"See these vines?" He stopped beside a cluster of thick, rope-like plants hanging from towering purple trees. "Strongest natural cordage you'll find. We'll need them for shelter construction."
Jade examined the fibrous texture, testing the flexibility with her hands. "How do you prepare them?"
"Strip the outer bark, braid the inner fibers." His fingers worked with practiced efficiency, demonstrating the technique. "Takes patience, but it'll hold against anything the jungle throws at us."
They moved deeper, Raikar pointing out the subtle signs that separated survival from death in this alien wilderness. Water sources hidden beneath seemingly ordinary rock formations. Edible fruits that looked identical to poisonous ones except for the faint blue tinge around the stem. The particular rustle that meant predator rather than prey.
"Your turn," he said after an hour of instruction. "Show me what Earth taught you."
Jade crouched beside a game trail, her fingers tracing patterns in the soft earth. "Three different animals use this path. See how the prints overlap but at different depths? The deepest ones are fresh—something heavy passed through here within the last few hours."
Raikar knelt beside her, following her logic. The precision of her analysis impressed him. She read the forest floor like he read battlefield tactics.
"What else?"
"Scat composition tells you diet, which tells you behavior patterns." She pointed to scattered droppings near a fallen log. "Herbivore, probably nocturnal based on the moisture content. If we're hunting, we focus elsewhere. If we need to avoid being hunted, we know this area's relatively safe during daylight."
Brilliant. She thinks like a strategist.
"The plants here are similar to Earth varieties," she continued, moving toward a cluster of berry bushes. "But the colors are off. I'm guessing that means different chemical compositions?"
"Exactly." Raikar felt something shift in his chest—pride mixed with possessive satisfaction. She was adapting to his world with fierce intelligence. "The red ones with purple stems are safe. Anything with yellow undertones will kill you within hours."
They worked together for the next two hours, mapping the jungle's resources and hazards. Raikar found himself deferring to her expertise more often than he'd expected. When she suggested a more efficient way to construct a lean-to shelter, he listened. When she demonstrated a fire-starting technique using materials he'd overlooked, he learned.
This is what partnership feels like.
The realization struck him with unexpected force. For thirty-seven years, leadership had meant command. Orders given, orders followed.
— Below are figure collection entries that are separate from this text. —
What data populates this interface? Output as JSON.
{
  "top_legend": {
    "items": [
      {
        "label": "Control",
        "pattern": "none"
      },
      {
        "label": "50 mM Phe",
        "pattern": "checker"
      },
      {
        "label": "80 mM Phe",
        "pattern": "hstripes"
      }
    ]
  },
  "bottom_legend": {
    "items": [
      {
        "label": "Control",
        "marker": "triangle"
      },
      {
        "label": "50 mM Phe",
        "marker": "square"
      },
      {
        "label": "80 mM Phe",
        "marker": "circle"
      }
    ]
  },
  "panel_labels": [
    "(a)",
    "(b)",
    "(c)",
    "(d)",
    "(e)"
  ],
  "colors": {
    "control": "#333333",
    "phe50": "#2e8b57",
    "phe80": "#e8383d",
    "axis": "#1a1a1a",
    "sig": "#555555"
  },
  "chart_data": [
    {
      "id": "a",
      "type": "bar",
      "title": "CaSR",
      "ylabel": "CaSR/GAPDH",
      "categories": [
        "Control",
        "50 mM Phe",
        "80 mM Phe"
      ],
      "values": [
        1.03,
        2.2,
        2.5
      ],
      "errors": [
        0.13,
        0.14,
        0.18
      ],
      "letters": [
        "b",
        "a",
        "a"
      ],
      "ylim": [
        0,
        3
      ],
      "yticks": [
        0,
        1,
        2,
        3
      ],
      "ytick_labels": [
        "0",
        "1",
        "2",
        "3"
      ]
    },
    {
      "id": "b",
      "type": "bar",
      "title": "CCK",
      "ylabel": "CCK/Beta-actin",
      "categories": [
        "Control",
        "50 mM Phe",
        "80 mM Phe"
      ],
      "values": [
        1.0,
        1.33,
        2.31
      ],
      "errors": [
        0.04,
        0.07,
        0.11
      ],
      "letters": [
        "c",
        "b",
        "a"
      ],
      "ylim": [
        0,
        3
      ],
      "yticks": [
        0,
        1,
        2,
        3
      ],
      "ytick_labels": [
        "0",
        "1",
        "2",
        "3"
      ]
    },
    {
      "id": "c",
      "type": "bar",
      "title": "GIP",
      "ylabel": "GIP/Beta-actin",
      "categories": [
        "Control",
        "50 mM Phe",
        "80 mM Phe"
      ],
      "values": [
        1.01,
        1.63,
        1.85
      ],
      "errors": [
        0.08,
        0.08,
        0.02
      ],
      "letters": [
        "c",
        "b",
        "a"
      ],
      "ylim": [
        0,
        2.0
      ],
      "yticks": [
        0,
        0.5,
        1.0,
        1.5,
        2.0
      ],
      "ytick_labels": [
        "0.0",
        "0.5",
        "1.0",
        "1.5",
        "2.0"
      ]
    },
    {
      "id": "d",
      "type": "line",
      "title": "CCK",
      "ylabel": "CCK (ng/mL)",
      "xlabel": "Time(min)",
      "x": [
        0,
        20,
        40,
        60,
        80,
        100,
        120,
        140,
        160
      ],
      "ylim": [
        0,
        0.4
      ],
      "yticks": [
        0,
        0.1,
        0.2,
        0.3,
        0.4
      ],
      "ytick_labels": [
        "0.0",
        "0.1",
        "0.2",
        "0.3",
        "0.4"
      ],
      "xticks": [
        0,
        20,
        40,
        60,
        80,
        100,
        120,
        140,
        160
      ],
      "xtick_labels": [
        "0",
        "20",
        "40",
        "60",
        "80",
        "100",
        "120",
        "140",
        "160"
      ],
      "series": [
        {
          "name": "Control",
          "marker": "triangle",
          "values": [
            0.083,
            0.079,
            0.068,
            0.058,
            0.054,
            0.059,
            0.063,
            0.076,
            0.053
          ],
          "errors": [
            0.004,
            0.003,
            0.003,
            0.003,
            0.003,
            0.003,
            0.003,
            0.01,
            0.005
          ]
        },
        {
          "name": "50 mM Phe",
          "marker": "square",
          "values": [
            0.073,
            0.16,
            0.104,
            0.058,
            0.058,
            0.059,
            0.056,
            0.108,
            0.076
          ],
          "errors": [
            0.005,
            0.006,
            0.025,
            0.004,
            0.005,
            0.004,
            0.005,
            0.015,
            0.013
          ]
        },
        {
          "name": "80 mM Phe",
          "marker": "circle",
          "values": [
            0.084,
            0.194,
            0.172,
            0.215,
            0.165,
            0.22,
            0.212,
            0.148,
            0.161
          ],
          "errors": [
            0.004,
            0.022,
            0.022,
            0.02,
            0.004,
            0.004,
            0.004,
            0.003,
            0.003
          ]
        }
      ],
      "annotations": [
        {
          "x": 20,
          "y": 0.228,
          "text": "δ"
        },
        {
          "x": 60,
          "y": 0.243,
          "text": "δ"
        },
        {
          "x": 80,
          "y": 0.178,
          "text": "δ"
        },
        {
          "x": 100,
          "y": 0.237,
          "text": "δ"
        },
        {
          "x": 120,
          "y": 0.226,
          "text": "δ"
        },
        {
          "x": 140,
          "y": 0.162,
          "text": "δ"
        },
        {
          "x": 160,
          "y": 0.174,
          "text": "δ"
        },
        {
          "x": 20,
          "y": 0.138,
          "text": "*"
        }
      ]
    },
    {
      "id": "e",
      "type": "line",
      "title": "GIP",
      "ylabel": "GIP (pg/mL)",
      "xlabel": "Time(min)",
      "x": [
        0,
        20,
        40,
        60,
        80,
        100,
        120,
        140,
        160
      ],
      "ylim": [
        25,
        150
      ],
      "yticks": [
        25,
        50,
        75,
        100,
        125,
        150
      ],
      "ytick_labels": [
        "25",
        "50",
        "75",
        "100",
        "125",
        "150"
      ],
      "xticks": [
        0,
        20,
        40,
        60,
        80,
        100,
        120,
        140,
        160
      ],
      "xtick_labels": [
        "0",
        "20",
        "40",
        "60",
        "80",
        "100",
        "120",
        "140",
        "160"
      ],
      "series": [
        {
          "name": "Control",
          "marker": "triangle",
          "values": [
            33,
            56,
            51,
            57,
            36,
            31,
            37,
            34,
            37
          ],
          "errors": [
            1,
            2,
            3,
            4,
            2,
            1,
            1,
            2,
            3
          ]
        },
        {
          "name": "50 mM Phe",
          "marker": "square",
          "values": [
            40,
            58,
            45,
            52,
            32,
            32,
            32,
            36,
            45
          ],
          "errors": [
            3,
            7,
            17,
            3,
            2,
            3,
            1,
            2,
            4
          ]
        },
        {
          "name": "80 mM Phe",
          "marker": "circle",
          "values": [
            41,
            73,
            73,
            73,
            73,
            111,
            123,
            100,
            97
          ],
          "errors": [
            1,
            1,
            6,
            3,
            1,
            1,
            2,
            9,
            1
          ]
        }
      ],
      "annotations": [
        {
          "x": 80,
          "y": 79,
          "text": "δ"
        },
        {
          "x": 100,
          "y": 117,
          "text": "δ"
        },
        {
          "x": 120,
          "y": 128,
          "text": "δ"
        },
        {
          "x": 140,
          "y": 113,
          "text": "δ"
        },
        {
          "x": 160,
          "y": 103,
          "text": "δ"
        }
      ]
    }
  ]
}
Even with Veynor, his most trusted advisor, the dynamic remained hierarchical—respect flowing upward, decisions flowing down.
With Jade, something entirely different was emerging. She challenged his assumptions without undermining his authority. Offered alternatives without dismissing his experience. When they disagreed—and they did, frequently, both too stubborn to yield without good reason—they argued it out until the best solution emerged.
"You're not what I expected," he said during a brief rest beside a crystalline stream.
Jade glanced up. "How's that?"
"Most people defer to me. But you don't. You seek collaboration."
"Most people probably haven't spent seventeen years learning to think for themselves in life-or-death situations." She tested the water, nodding approval. "Besides, deference doesn't keep you alive in the jungle. Competence does."
She's right. She's magnificent. She's mine.
The twin suns were beginning their descent when they encountered their first real test. A low growl echoed from the undergrowth ahead—not panther, but definitely predatory.
Raikar's hand moved instinctively toward his knife, but Jade was already shifting into a defensive stance, her body language reading the threat with practiced efficiency.
"Two of them," she murmured. "Circling pattern. They're hunting as a team."
"Jungle cats. Not shifters, but dangerous." Raikar felt his panther surge, ready to shift and eliminate the threat. Then he caught Jade's eye and saw something that made him pause. "What are you thinking?"
"We scare them off without killing them. Predators avoid unnecessary fights. Make ourselves too much trouble, they'll find easier prey."
It went against every instinct he possessed. His panther wanted to dominate, to establish superiority through violence. But Jade was already moving, her voice rising in a series of sharp, aggressive calls while she made herself appear larger by raising her arms and advancing steadily.
The growling intensified for a moment, then faded as the unseen cats decided she was right—easier prey waited elsewhere.
"Effective," Raikar admitted, surprised by how much her strategy impressed him.
"Efficient," she corrected. "Violence is a tool, not a default."